All’inizio di marzo, nella Casa Santa Lucia di Merida, era tutto pronto per l’apertura del primo Refettorio Food for Soul del Messico, ideato da Massimo Bottura anche grazie al supporto della Fundacion Palace. Un progetto importante, un contributo concreto per quanto concerne l’aiuto al sostentamento dei più bisognosi dal punto di vista alimentare e sociale.

Nulla, però, poteva presagire la pandemia che ha completamente paralizzato il mondo, catapultandolo in una emergenza sanitaria senza precedenti per impatto e rapidità di diffusione.

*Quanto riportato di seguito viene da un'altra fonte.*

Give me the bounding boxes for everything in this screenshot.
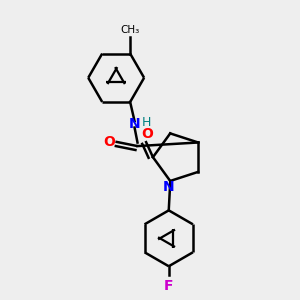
Text: H: H xyxy=(142,116,152,129)
Text: N: N xyxy=(163,180,175,194)
Text: O: O xyxy=(103,135,115,149)
Text: F: F xyxy=(164,280,173,293)
Text: O: O xyxy=(141,127,153,141)
Text: CH₃: CH₃ xyxy=(121,25,140,35)
Text: N: N xyxy=(129,117,140,131)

Da qui la decisione obbligata di rinviare l’inaugurazione della struttura, ma anche di utilizzarne ugualmente le cucine per sostenere il lavoro di altre associazioni umanitarie del territorio, soprattutto in virtù del momento ancora più complesso per le persone maggiormente in difficoltà: un servizio di preparazione, distribuzione e consegna a domicilio attiva ancora oggi, che proseguirà fino a quando non sarà possibile aprire le porte del Refettorio vero e proprio.

Ma la progettualità di Food for Soul, dello chef Bottura e sua moglie Lara Gilmore, non si è fermata nonostante le numerose e pesanti problematiche degli ultimi mesi. Anzi, ha portato all’ideazione e realizzazione di un nuovo Refettorio a Lima, Capitale del Perù, che aprirà nel mese di settembre. Una realtà nata grazie all’input del lavoro portato avanti da Beneficencia de Lima, sindaco di Lima e un gruppo di attivisti gastronomici peruviani che ha portato all’apertura della Casa de Todos, un rifugio per senzatetto all’interno della storica arena di “Acho”.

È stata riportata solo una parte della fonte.